Un interesse intenso per il Teatro del grande Novecento che si allinea con la grande Letteratura che ugualmente la appassionerà…

Certamente. Sono affascinata ed interessata da questi autori (specialmente teatrali) che raccontano tragedie esistenziali di tutti noi e di ogni generazioni: la paura di non esserci più, la paura di scomparire. Come certa Letteratura ha raccontato il crollo della borghesia, certi autori hanno raccontato temi che affondano nella tragedia umana, nel senso del vuoto, come i personaggi che porto in scena: Alexandra teme di scomparire, Chance di non apparire mai. Temi che sembrano scritti oggi per i giovani.

-Allude forse all’uso dei social network?

I social sono, per questo tema, una grande metafora. Con i social si alimenta questa voglia di non voler mai scomparire, di “esserci” perennemente e di essere “speciali”. Non si può essere normali, ma sempre speciali, come il personaggio di Chance che aveva il “bisogno” di essere speciale…un bisogno irrinunciabile.  Per alcuni giovani, seguendo questa linea molto pericolosa, non è permesso fallire, sbagliare, tentare di misurarsi con un’ambizione misurata secondo un proprio autentico talento. Occorre, a parer mio, riappropriarsi anche della noia. La noia, quel senso di vuoto, è utile per fermarsi, per riflettere, per accendere l’immaginario e concentrarsi su se stessi.

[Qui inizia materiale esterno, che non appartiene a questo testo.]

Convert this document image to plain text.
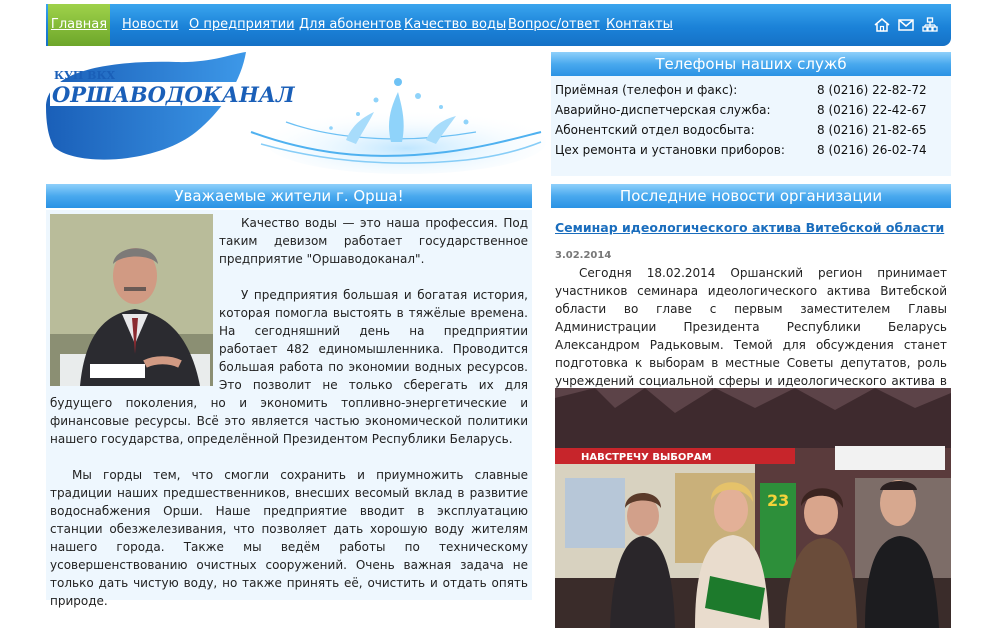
Главная Новости О предприятии Для абонентов Качество воды Вопрос/ответ Контакты
КУП ВКХ
ОРШАВОДОКАНАЛ
Телефоны наших служб
Приёмная (телефон и факс):	8 (0216) 22-82-72
Аварийно-диспетчерская служба:	8 (0216) 22-42-67
Абонентский отдел водосбыта:	8 (0216) 21-82-65
Цех ремонта и установки приборов:	8 (0216) 26-02-74
Уважаемые жители г. Орша!

Качество воды — это наша профессия. Под таким девизом работает государственное предприятие "Оршаводоканал".

У предприятия большая и богатая история, которая помогла выстоять в тяжёлые времена. На сегодняшний день на предприятии работает 482 единомышленника. Проводится большая работа по экономии водных ресурсов. Это позволит не только сберегать их для будущего поколения, но и экономить топливно-энергетические и финансовые ресурсы. Всё это является частью экономической политики нашего государства, определённой Президентом Республики Беларусь.

Мы горды тем, что смогли сохранить и приумножить славные традиции наших предшественников, внесших весомый вклад в развитие водоснабжения Орши. Наше предприятие вводит в эксплуатацию станции обезжелезивания, что позволяет дать хорошую воду жителям нашего города. Также мы ведём работы по техническому усовершенствованию очистных сооружений. Очень важная задача не только дать чистую воду, но также принять её, очистить и отдать опять природе.

Последние новости организации
Семинар идеологического актива Витебской области
3.02.2014
Сегодня 18.02.2014 Оршанский регион принимает участников семинара идеологического актива Витебской области во главе с первым заместителем Главы Администрации Президента Республики Беларусь Александром Радьковым. Темой для обсуждения станет подготовка к выборам в местные Советы депутатов, роль учреждений социальной сферы и идеологического актива в
НАВСТРЕЧУ ВЫБОРАМ
23
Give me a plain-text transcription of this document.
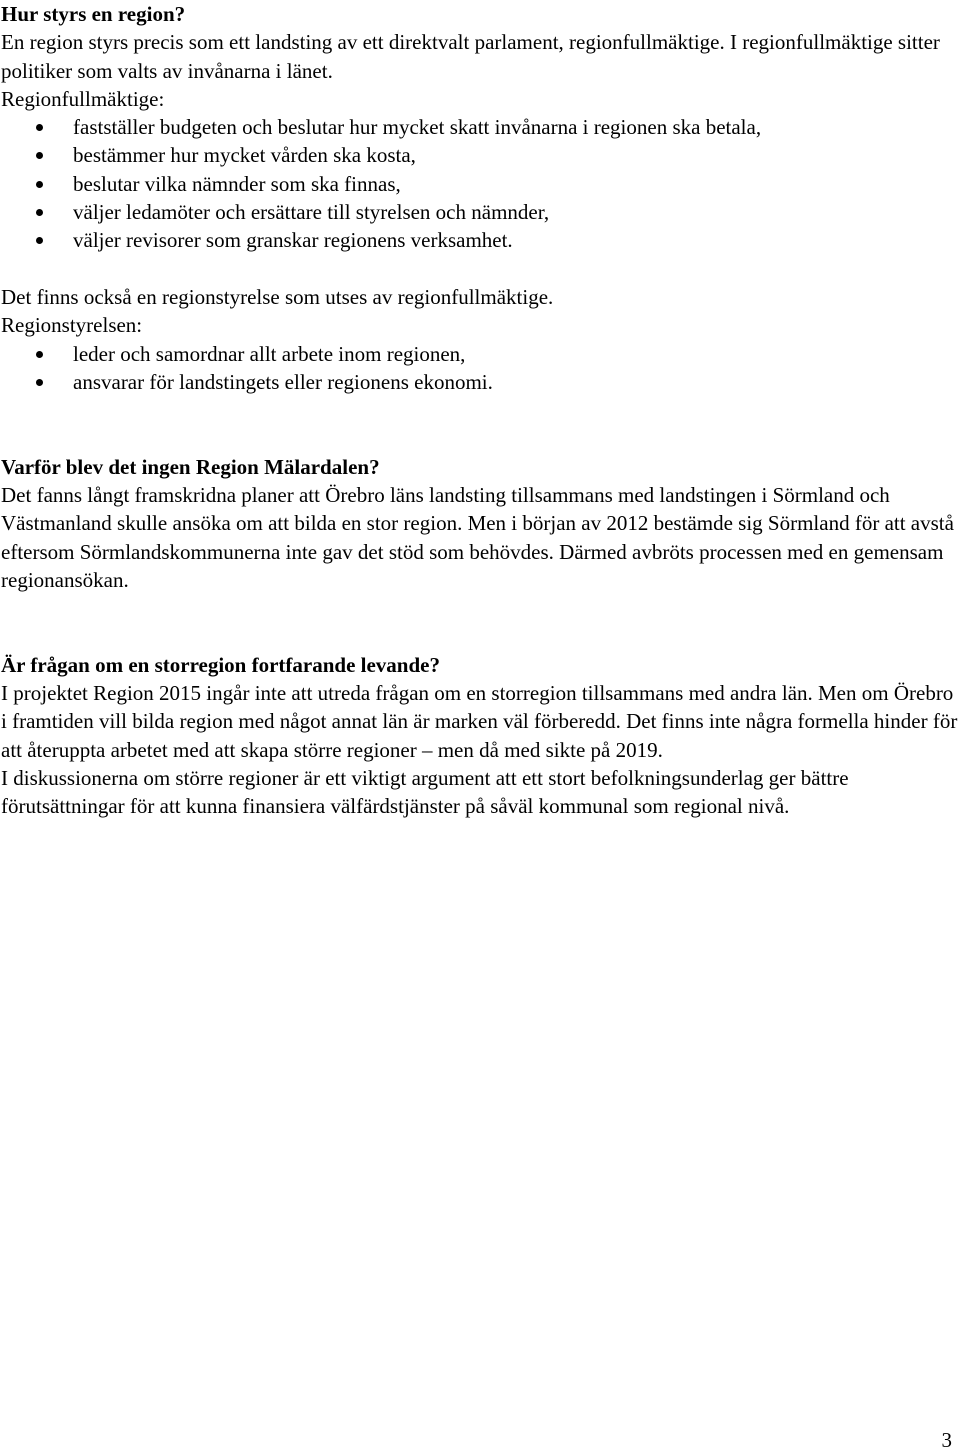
Hur styrs en region?

En region styrs precis som ett landsting av ett direktvalt parlament, regionfullmäktige. I regionfullmäktige sitter politiker som valts av invånarna i länet.

Regionfullmäktige:

fastställer budgeten och beslutar hur mycket skatt invånarna i regionen ska betala,
bestämmer hur mycket vården ska kosta,
beslutar vilka nämnder som ska finnas,
väljer ledamöter och ersättare till styrelsen och nämnder,
väljer revisorer som granskar regionens verksamhet.

Det finns också en regionstyrelse som utses av regionfullmäktige.

Regionstyrelsen:

leder och samordnar allt arbete inom regionen,
ansvarar för landstingets eller regionens ekonomi.
Varför blev det ingen Region Mälardalen?

Det fanns långt framskridna planer att Örebro läns landsting tillsammans med landstingen i Sörmland och Västmanland skulle ansöka om att bilda en stor region. Men i början av 2012 bestämde sig Sörmland för att avstå eftersom Sörmlandskommunerna inte gav det stöd som behövdes. Därmed avbröts processen med en gemensam regionansökan.

Är frågan om en storregion fortfarande levande?

I projektet Region 2015 ingår inte att utreda frågan om en storregion tillsammans med andra län. Men om Örebro i framtiden vill bilda region med något annat län är marken väl förberedd. Det finns inte några formella hinder för att återuppta arbetet med att skapa större regioner – men då med sikte på 2019.

I diskussionerna om större regioner är ett viktigt argument att ett stort befolkningsunderlag ger bättre förutsättningar för att kunna finansiera välfärdstjänster på såväl kommunal som regional nivå.

3
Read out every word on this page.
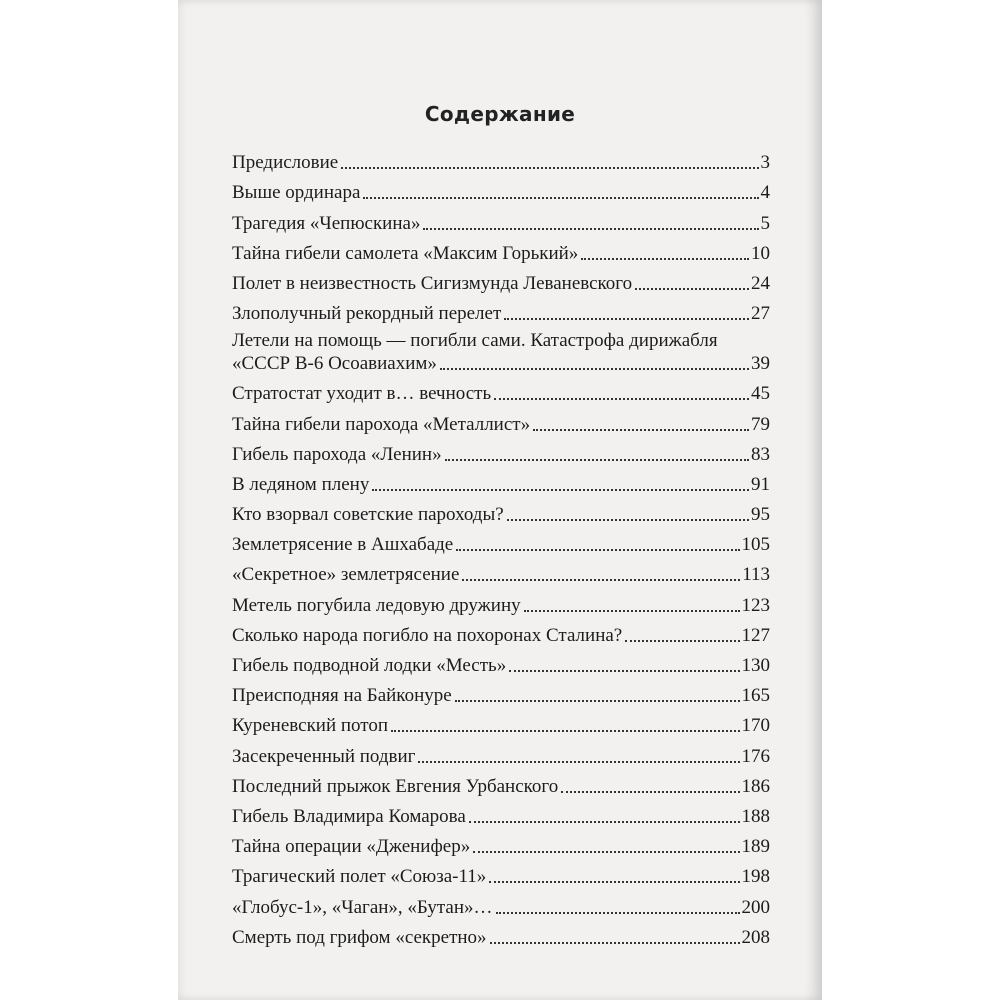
Содержание
Предисловие	3
Выше ординара	4
Трагедия «Чепюскина»	5
Тайна гибели самолета «Максим Горький»	10
Полет в неизвестность Сигизмунда Леваневского	24
Злополучный рекордный перелет	27
Летели на помощь — погибли сами. Катастрофа дирижабля
«СССР В-6 Осоавиахим»	39
Стратостат уходит в… вечность	45
Тайна гибели парохода «Металлист»	79
Гибель парохода «Ленин»	83
В ледяном плену	91
Кто взорвал советские пароходы?	95
Землетрясение в Ашхабаде	105
«Секретное» землетрясение	113
Метель погубила ледовую дружину	123
Сколько народа погибло на похоронах Сталина?	127
Гибель подводной лодки «Месть»	130
Преисподняя на Байконуре	165
Куреневский потоп	170
Засекреченный подвиг	176
Последний прыжок Евгения Урбанского	186
Гибель Владимира Комарова	188
Тайна операции «Дженифер»	189
Трагический полет «Союза-11»	198
«Глобус-1», «Чаган», «Бутан»…	200
Смерть под грифом «секретно»	208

Lei ha interpretato, tra i molteplici personaggi, “Anna Obrafari” nello sceneggiato di “Orgoglio”, con la regia di Giorgio Serafini e Vittorio De Sisti su soggetto di Maria Venturi e prodotto dalla Titanus. Uno sceneggiato elegante e meraviglioso, specchio di un’Italia dei primi anni del Novecento dell’età giolittiana. Che ricordo ha di questa esperienza? Può Anna Obrofari essere definita anche un personaggio moderno o rimane contestualizzata in quel determinato periodo?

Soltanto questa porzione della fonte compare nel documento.